State dam managers have insisted for months that there’s no problem, and that persistent green wet spots near the top left abutment of the nearly 770-foot-tall earthen dam are nothing more than natural vegetation growth caused by rainfall.
In response to persistent questions about the wet spots since the February spillway crisis, the Department of Water Resources even has a section of its website devoted to the wet spots. The agency says they’re “caused by rainfall on the face of the dam, allowing vegetation to grow,” and that the spots have been there since before the reservoir was first filled in the late 1960s.
But in his 124-page report, Robert Bea of the Center for Catastrophic Risk Management at UC Berkeley says he led a team of 14 volunteers, including a group of retired state dam safety and water officials, who reviewed historical photos, videos, and state and federal inspection reports and concluded that something more serious may be going on.

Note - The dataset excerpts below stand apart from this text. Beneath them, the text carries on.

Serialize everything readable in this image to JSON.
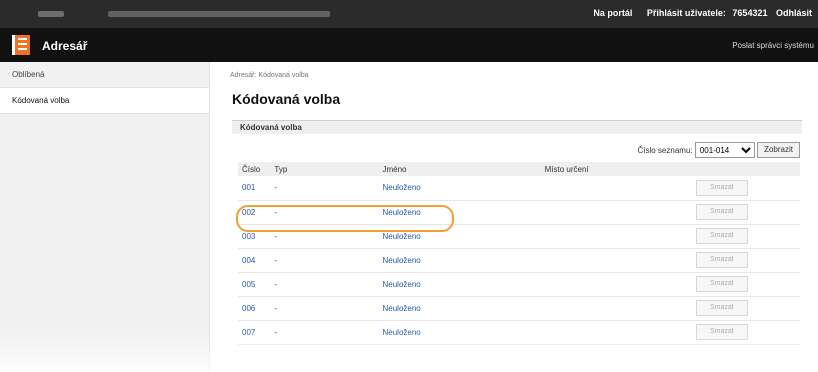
{
  "topbar": {
    "portal_link": "Na portál",
    "login_label": "Přihlásit uživatele:",
    "user_id": "7654321",
    "logout_label": "Odhlásit"
  },
  "header": {
    "title": "Adresář",
    "admin_link": "Poslat správci systému"
  },
  "sidebar": {
    "items": [
      {
        "label": "Oblíbená"
      },
      {
        "label": "Kódovaná volba"
      }
    ]
  },
  "main": {
    "breadcrumb": "Adresář: Kódovaná volba",
    "title": "Kódovaná volba",
    "section_title": "Kódovaná volba",
    "list_label": "Číslo seznamu:",
    "list_selected": "001-014",
    "show_button": "Zobrazit",
    "columns": [
      "Číslo",
      "Typ",
      "Jméno",
      "Místo určení"
    ],
    "rows": [
      {
        "num": "001",
        "type": "-",
        "name": "Neuloženo",
        "dest": "",
        "delete": "Smazat"
      },
      {
        "num": "002",
        "type": "-",
        "name": "Neuloženo",
        "dest": "",
        "delete": "Smazat"
      },
      {
        "num": "003",
        "type": "-",
        "name": "Neuloženo",
        "dest": "",
        "delete": "Smazat"
      },
      {
        "num": "004",
        "type": "-",
        "name": "Neuloženo",
        "dest": "",
        "delete": "Smazat"
      },
      {
        "num": "005",
        "type": "-",
        "name": "Neuloženo",
        "dest": "",
        "delete": "Smazat"
      },
      {
        "num": "006",
        "type": "-",
        "name": "Neuloženo",
        "dest": "",
        "delete": "Smazat"
      },
      {
        "num": "007",
        "type": "-",
        "name": "Neuloženo",
        "dest": "",
        "delete": "Smazat"
      }
    ]
  },
  "colors": {
    "accent": "#ee7326",
    "link": "#2a58a8",
    "highlight": "#f0a030"
  }
}
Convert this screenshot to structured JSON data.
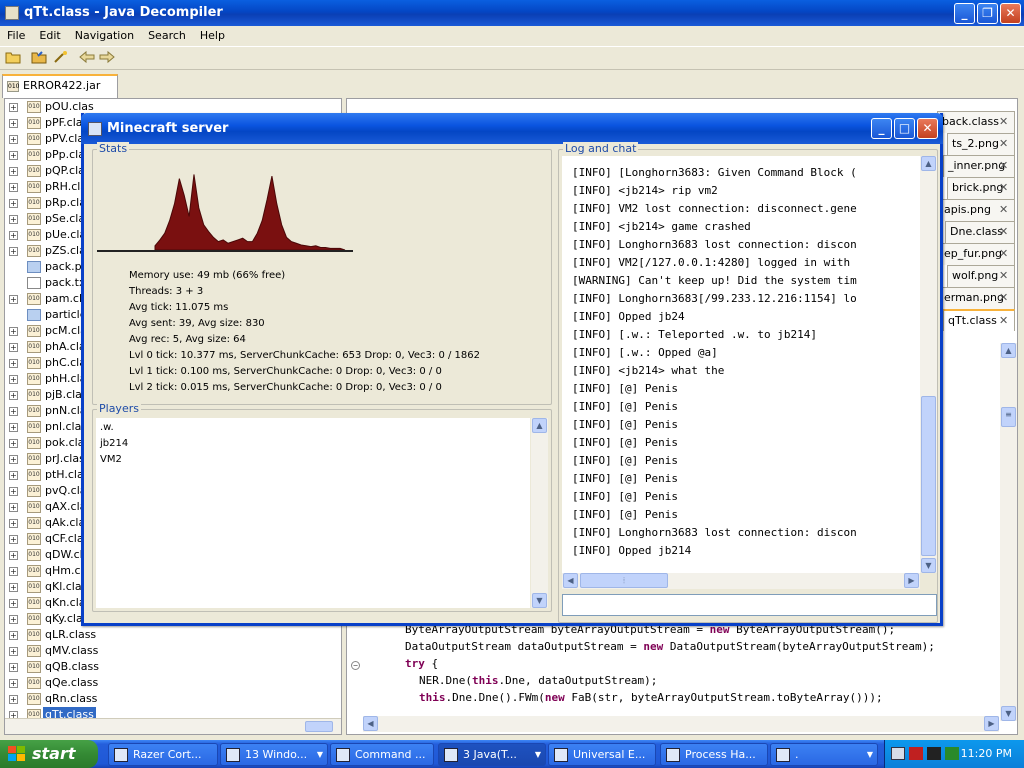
{
  "jd": {
    "title": "qTt.class - Java Decompiler",
    "menu": [
      "File",
      "Edit",
      "Navigation",
      "Search",
      "Help"
    ],
    "file_tab": "ERROR422.jar",
    "tree_items": [
      {
        "name": "pOU.clas",
        "kind": "class"
      },
      {
        "name": "pPF.clas",
        "kind": "class"
      },
      {
        "name": "pPV.clas",
        "kind": "class"
      },
      {
        "name": "pPp.clas",
        "kind": "class"
      },
      {
        "name": "pQP.clas",
        "kind": "class"
      },
      {
        "name": "pRH.clas",
        "kind": "class"
      },
      {
        "name": "pRp.clas",
        "kind": "class"
      },
      {
        "name": "pSe.clas",
        "kind": "class"
      },
      {
        "name": "pUe.clas",
        "kind": "class"
      },
      {
        "name": "pZS.clas",
        "kind": "class"
      },
      {
        "name": "pack.pn",
        "kind": "png"
      },
      {
        "name": "pack.tx",
        "kind": "txt"
      },
      {
        "name": "pam.cla",
        "kind": "class"
      },
      {
        "name": "particles",
        "kind": "png"
      },
      {
        "name": "pcM.cla",
        "kind": "class"
      },
      {
        "name": "phA.clas",
        "kind": "class"
      },
      {
        "name": "phC.clas",
        "kind": "class"
      },
      {
        "name": "phH.clas",
        "kind": "class"
      },
      {
        "name": "pjB.clas",
        "kind": "class"
      },
      {
        "name": "pnN.clas",
        "kind": "class"
      },
      {
        "name": "pnl.clas",
        "kind": "class"
      },
      {
        "name": "pok.clas",
        "kind": "class"
      },
      {
        "name": "prJ.clas",
        "kind": "class"
      },
      {
        "name": "ptH.clas",
        "kind": "class"
      },
      {
        "name": "pvQ.clas",
        "kind": "class"
      },
      {
        "name": "qAX.clas",
        "kind": "class"
      },
      {
        "name": "qAk.clas",
        "kind": "class"
      },
      {
        "name": "qCF.clas",
        "kind": "class"
      },
      {
        "name": "qDW.cla",
        "kind": "class"
      },
      {
        "name": "qHm.cla",
        "kind": "class"
      },
      {
        "name": "qKl.clas",
        "kind": "class"
      },
      {
        "name": "qKn.clas",
        "kind": "class"
      },
      {
        "name": "qKy.class",
        "kind": "class"
      },
      {
        "name": "qLR.class",
        "kind": "class"
      },
      {
        "name": "qMV.class",
        "kind": "class"
      },
      {
        "name": "qQB.class",
        "kind": "class"
      },
      {
        "name": "qQe.class",
        "kind": "class"
      },
      {
        "name": "qRn.class",
        "kind": "class"
      },
      {
        "name": "qTt.class",
        "kind": "class",
        "selected": true
      }
    ],
    "code_tabs": [
      "back.class",
      "ts_2.png",
      "_inner.png",
      "brick.png",
      "apis.png",
      "Dne.class",
      "ep_fur.png",
      "wolf.png",
      "erman.png",
      "qTt.class"
    ],
    "code_lines": [
      "ByteArrayOutputStream byteArrayOutputStream = new ByteArrayOutputStream();",
      "DataOutputStream dataOutputStream = new DataOutputStream(byteArrayOutputStream);",
      "try {",
      "NER.Dne(this.Dne, dataOutputStream);",
      "this.Dne.Dne().FWm(new FaB(str, byteArrayOutputStream.toByteArray()));"
    ]
  },
  "mc": {
    "title": "Minecraft server",
    "stats_legend": "Stats",
    "graph_peaks": [
      0.05,
      0.12,
      0.2,
      0.35,
      0.55,
      0.85,
      0.65,
      0.4,
      0.9,
      0.5,
      0.3,
      0.22,
      0.15,
      0.1,
      0.12,
      0.08,
      0.1,
      0.12,
      0.14,
      0.1,
      0.1,
      0.2,
      0.35,
      0.6,
      0.88,
      0.55,
      0.3,
      0.15,
      0.1,
      0.08,
      0.06,
      0.05,
      0.04,
      0.05,
      0.03,
      0.03,
      0.02,
      0.02,
      0.02
    ],
    "stats": [
      "Memory use: 49 mb (66% free)",
      "Threads: 3 + 3",
      "Avg tick: 11.075 ms",
      "Avg sent: 39, Avg size: 830",
      "Avg rec: 5, Avg size: 64",
      "Lvl 0 tick: 10.377 ms, ServerChunkCache: 653 Drop: 0, Vec3: 0 / 1862",
      "Lvl 1 tick: 0.100 ms, ServerChunkCache: 0 Drop: 0, Vec3: 0 / 0",
      "Lvl 2 tick: 0.015 ms, ServerChunkCache: 0 Drop: 0, Vec3: 0 / 0"
    ],
    "players_legend": "Players",
    "players": [
      ".w.",
      "jb214",
      "VM2"
    ],
    "log_legend": "Log and chat",
    "log": [
      "[INFO] [Longhorn3683: Given Command Block (",
      "[INFO] <jb214> rip vm2",
      "[INFO] VM2 lost connection: disconnect.gene",
      "[INFO] <jb214> game crashed",
      "[INFO] Longhorn3683 lost connection: discon",
      "[INFO] VM2[/127.0.0.1:4280] logged in with",
      "[WARNING] Can't keep up! Did the system tim",
      "[INFO] Longhorn3683[/99.233.12.216:1154] lo",
      "[INFO] Opped jb24",
      "[INFO] [.w.: Teleported .w. to jb214]",
      "[INFO] [.w.: Opped @a]",
      "[INFO] <jb214> what the",
      "[INFO] [@] Penis",
      "[INFO] [@] Penis",
      "[INFO] [@] Penis",
      "[INFO] [@] Penis",
      "[INFO] [@] Penis",
      "[INFO] [@] Penis",
      "[INFO] [@] Penis",
      "[INFO] [@] Penis",
      "[INFO] Longhorn3683 lost connection: discon",
      "[INFO] Opped jb214"
    ],
    "chat_value": ""
  },
  "taskbar": {
    "start": "start",
    "tasks": [
      "Razer Cort...",
      "13 Windo...",
      "Command ...",
      "3 Java(T...",
      "Universal E...",
      "Process Ha...",
      "."
    ],
    "clock": "11:20 PM"
  }
}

“That’s scary. But it pays to be afraid,” Bea said in an interview. “That doesn’t mean you tremble and quake and crawl in the closet and suck on your thumb, but you have to understand there’s something here that’s potentially very harmful.” Bea is a retired engineer whose credentials include conducting an independent investigation into why the levees around New Orleans failed in 2005 during Hurricane Katrina.
On Thursday, Bea called for an independent investigation into the soundness of Oroville Dam.
Oroville Dam spokeswoman Erin Mellon said the state would make sure Bea’s report is shared with an independent team of experts that has been hired by the state to conduct a forensic study of what caused the spillway to collapse.
Bea’s report doesn’t just sound alarms about potential leaks. It also points to possible problems with the dam’s main spillway that may loom hundreds of feet above where a massive crater formed in the concrete chute in early February. The hole in the spillway set off of a chain of events that eventually led to the two-day evacuation of 188,000 people living below the dam.
The authors say they have evidence of broken and cracked “anchor tendons” that help support the structure that raises and lowers the spillway gates, allowing for water to gush down the chute. The report says two 50-year-old steel anchor tendons have already failed and DWR has data showing that 28 more have “crack indicators” in the steel. There are 384 of the anchor tendons in total, the report says.
The report’s authors also were troubled by a 14-foot crack growing in a massive five-foot-thick concrete pier attached to the spillway’s headworks. The crack has been well-documented in state inspection reports, but the reports don’t address whether or not it poses a safety risk.
“If the structural support and anchorages are inadequate to support the gate loadings, catastrophic failure of the gates could occur with catastrophic effects,” Bea’s report reads.
The report, meanwhile, restates many of the conclusions Bea made in April that shoddy design, construction work and maintenance caused the crater to form in the spillway.
Bea contends the spillway concrete was too thin, there was a lack of reinforcement between concrete slabs, and the spillway had a poor drainage system built on top of weak soils and rock – problems that were exacerbated by poorly repaired cracks and the state’s failure to remove trees and bushes growing too close to the structure. The roots, Bea contends, plugged the drainage system.
Department of Water Resources officials have declined to say what they think happened to the spillway. The state is awaiting the results from the forensic study being conducted by the outside group of engineers. That report is due this fall and will be made public.
The state estimates that the February crisis and ensuing repairs will cost more than $500 million. The ongoing spillway repairs are expected to span two years.